Segundo quem é competente para avaliar. Tento localizar a página de suposta justificativa de eliminação de minhas páginas, sem sucesso. Encontro apenas o responsável chamado “Little Sunshine”. Encontro em seu registro para me deletar um “sem indicação de importância”. Quem é Little Sunshine? Penso, e em seguida na página encontro “Prazer, meu nome é Bruno. Eu anteriormente editava sob o nome “BraunOBruno”. Edito ativamente desde 10 de outubro de 2021; há 3 anos, 9 meses e 23 dias.”   Eu trabalho ativamente em Educação para Cidadania há 37 anos, mas “Bruno”, com sua experiência de 3 anos na Wikipedia, já me deleta sem pensar. “Sou sem indicação de importância.” Aparecem outras páginas de discussão sua com outros proponentes de páginas. Vejo autores de páginas com muitas referências que têm sua página deletada. Um caso de uma banda de música citada e com mais de um milhão de ouvintes no Spotify é deletado. Como resposta, o crítico inicia uma discussão para eliminação do proponente. Isso não parece autoritário para você? Para mim, sim. Começo a desconfiar que há algo de podre no reino da Wikipédia. Sim, estou chateado.

Discordâncias com o método

O terceiro é que descubro que não estou sozinho na luta por um lugar na Wikipédia.  A professora da Universidade Federal de Minas Gerais (UFMG), Mariana de Moraes Silveira, defende que historiadoras e historiadores se apropriem da Wikipédia como espaço de construção coletiva do conhecimento e divulgação científica, exatamente como me proponho a fazer. Afirma que o modo como são construídos os conteúdos tem criado algumas distorções. “Esses momentos em que a quantidade de conhecimento disponível se tornou subitamente muito maior, eles são momentos de muita incerteza e de muita insegurança”, reflete Mariana. Ela aponta que uma delas é o viés de gênero presente no site. “Em 2021, em meio às comemorações dos 20 anos da Wikipédia em língua portuguesa, uma pesquisa realizada pela plataforma apontou que apenas cerca de 11% das pessoas que editavam na enciclopédia virtual eram mulheres. Além disso, somente cerca de 20% das 265.764 biografias disponíveis na Wikipédia em português são sobre mulheres, de acordo com a Humaniki – projeto que compila um conjunto de dados abertos sobre humanos em todos os projetos da Wikimedia.” Para Silveira, a explicação dessa assimetria é relacionada à “assimetria histórica das profissões ligadas à tecnologia”, explica Mariana.

Para Mariana, “existe uma assimetria extra, pelo fato de que normalmente as pessoas que editam na Wikipédia são pessoas que têm um certo conhecimento de tecnologia, pessoas que têm tempo e interesse para fazer essa edição.” Silveira diz que existem os vandalismos das edições quando propositadamente editores deturpam biografias. “Eu acho que a Wikipédia está em disputa e é um espaço de disputa.
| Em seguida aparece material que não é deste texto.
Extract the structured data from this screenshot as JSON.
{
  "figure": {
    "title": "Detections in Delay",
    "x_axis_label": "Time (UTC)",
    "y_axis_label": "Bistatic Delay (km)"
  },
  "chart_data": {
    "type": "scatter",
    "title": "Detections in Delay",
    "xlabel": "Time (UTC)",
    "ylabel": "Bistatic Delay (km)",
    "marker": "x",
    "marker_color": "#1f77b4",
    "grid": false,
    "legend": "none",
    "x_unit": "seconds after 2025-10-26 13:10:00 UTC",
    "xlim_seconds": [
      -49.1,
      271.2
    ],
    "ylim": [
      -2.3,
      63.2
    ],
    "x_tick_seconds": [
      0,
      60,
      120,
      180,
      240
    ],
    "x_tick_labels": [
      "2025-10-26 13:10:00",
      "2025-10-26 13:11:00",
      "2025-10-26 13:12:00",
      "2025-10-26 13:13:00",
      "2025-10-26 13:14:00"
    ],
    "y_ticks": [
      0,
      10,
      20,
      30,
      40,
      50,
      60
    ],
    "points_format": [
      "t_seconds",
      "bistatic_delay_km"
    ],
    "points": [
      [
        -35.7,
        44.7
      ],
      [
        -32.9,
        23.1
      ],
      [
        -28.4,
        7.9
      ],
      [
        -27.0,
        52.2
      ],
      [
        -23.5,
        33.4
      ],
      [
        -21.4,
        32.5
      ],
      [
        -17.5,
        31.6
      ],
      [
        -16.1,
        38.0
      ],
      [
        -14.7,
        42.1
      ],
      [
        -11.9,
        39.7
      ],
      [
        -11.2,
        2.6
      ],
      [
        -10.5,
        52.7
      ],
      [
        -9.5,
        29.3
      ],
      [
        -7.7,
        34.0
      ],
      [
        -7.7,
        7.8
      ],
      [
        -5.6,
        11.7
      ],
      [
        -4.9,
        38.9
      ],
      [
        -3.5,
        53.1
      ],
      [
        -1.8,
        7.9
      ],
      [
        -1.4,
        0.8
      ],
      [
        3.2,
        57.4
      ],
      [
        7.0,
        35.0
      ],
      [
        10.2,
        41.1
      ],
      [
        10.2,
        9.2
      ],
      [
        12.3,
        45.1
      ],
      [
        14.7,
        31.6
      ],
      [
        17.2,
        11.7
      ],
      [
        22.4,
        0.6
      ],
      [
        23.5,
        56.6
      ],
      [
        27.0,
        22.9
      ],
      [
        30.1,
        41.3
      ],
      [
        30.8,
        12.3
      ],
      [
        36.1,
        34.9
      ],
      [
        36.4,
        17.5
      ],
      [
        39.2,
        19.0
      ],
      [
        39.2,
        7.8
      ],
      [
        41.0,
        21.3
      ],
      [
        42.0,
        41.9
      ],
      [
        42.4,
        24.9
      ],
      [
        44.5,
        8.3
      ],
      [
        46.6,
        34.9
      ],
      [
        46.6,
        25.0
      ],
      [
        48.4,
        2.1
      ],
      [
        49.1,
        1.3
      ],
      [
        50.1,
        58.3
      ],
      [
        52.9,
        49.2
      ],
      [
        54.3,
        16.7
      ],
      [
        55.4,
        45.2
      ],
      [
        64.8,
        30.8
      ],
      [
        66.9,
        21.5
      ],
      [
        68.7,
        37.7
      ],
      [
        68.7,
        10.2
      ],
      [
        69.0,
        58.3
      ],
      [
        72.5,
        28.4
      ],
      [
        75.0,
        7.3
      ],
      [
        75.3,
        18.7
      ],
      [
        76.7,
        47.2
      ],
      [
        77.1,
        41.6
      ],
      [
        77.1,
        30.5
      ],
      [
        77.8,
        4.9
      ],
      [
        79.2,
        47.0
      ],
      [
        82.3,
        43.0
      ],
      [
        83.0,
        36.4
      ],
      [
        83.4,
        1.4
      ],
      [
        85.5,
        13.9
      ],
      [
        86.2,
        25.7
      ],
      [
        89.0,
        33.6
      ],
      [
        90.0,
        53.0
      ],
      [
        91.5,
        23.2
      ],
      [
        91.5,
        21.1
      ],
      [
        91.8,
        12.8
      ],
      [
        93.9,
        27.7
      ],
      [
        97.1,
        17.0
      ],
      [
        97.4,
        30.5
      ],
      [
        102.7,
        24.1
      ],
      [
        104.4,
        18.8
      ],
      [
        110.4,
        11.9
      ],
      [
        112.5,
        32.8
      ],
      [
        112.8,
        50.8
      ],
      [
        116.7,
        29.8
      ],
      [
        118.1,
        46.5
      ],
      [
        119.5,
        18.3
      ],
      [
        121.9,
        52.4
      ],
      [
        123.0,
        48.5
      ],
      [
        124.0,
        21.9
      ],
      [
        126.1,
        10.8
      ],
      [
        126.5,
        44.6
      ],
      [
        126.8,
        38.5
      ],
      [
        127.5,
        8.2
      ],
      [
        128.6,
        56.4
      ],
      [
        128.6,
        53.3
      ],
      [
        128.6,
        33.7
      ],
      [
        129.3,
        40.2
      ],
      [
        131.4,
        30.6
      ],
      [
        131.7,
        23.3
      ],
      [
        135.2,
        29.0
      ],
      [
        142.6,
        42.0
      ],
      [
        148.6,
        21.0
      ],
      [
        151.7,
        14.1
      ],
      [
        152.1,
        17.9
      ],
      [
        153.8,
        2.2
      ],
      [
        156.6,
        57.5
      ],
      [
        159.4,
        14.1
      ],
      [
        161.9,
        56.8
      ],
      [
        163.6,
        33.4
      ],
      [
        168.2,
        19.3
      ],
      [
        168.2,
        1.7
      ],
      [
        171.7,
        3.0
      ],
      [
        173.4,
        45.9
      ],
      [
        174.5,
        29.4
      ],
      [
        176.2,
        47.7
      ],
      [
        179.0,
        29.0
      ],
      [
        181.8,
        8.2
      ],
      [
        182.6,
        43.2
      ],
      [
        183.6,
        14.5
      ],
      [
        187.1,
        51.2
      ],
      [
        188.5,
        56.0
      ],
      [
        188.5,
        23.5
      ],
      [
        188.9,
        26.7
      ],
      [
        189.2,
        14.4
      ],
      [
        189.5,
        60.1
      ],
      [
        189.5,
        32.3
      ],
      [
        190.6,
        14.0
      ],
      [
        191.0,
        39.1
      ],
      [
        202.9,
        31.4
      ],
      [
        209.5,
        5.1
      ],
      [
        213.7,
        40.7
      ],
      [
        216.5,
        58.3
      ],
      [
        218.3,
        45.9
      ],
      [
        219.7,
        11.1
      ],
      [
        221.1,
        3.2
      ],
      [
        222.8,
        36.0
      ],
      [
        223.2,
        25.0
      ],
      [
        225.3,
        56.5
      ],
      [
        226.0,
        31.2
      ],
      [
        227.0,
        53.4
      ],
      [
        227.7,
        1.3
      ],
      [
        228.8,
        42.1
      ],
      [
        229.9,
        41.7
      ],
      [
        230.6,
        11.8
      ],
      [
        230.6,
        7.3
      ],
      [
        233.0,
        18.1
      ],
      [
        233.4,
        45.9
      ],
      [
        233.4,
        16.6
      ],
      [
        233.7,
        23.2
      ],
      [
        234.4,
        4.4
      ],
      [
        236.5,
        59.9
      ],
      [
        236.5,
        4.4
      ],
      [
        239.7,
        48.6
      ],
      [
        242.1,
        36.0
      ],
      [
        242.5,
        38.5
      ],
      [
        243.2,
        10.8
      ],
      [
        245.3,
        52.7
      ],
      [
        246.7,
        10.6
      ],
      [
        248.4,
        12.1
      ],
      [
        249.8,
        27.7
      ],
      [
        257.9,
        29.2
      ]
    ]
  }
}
É curioso porque a Wikipédia, desde o começo, se pauta por uma certa flexibilidade das regras, mas ela tem os tais cinco pilares, que são diretrizes bastante gerais pelas quais o funcionamento da Wikipédia se rege. Um deles, que certamente é um dos que causa mais estranheza para nós que chegamos da academia para a Wikipédia, é o pilar da neutralidade do ponto de vista”. Concordo com Silveira, pois, como ela, eu também passei pelas disciplinas de Teoria da História da UFRGS discutindo que não existe neutralidade. “Mas a preocupação desse pilar da neutralidade do ponto de vista tem a ver, justamente, com que a Wikipédia seja o mais informativa possível, o que significa uma pluralidade de pontos de vista. Então, a Wikipédia é pautada por essa preocupação em trazer diferentes perspectivas sobre uma mesma questão. É claro que isso pode gerar tensões e situações um pouco delicadas em alguns momentos. Eu concordo plenamente que nós podemos e devemos ocupar um espaço como esse, porque se nós não o fizermos, outras pessoas vão fazer”, argumenta.

Silveira entende que a hierarquia das fontes da Wikipédia está baseada na necessidade de todo um processo de monitoramento do conteúdo das páginas pela própria comunidade, onde editores experientes têm um peso maior. “Edições consideradas nocivas podem, inclusive, levar à exclusão e ao bloqueio, em alguns casos automático, dos usuários. Sobretudo em verbetes com grande visibilidade, esse processo costuma garantir que vandalismos ou equívocos sejam rapidamente revertidos. Cada verbete tem uma página de discussão e um histórico de edições, que permitem acompanhar todas as alterações.” Mas isso não significa que o método de construção por editores voluntários não tenha problemas. Ela dá como exemplo o fato de que inexiste na Wikipédia a biografia de uma notável historiadora, Ângela de Castro Gomes. Ela cita também o caso de Marielle Franco, que, como o meu, chegou a ter um verbete na Wikipedia, mas que logo em seguida foi deletado, e só reestabelecido depois de assassinada (disponível aqui). Pronto, já sei que não estou sozinho na minha exclusão. Espero também não ter de morrer para virar verbete nela.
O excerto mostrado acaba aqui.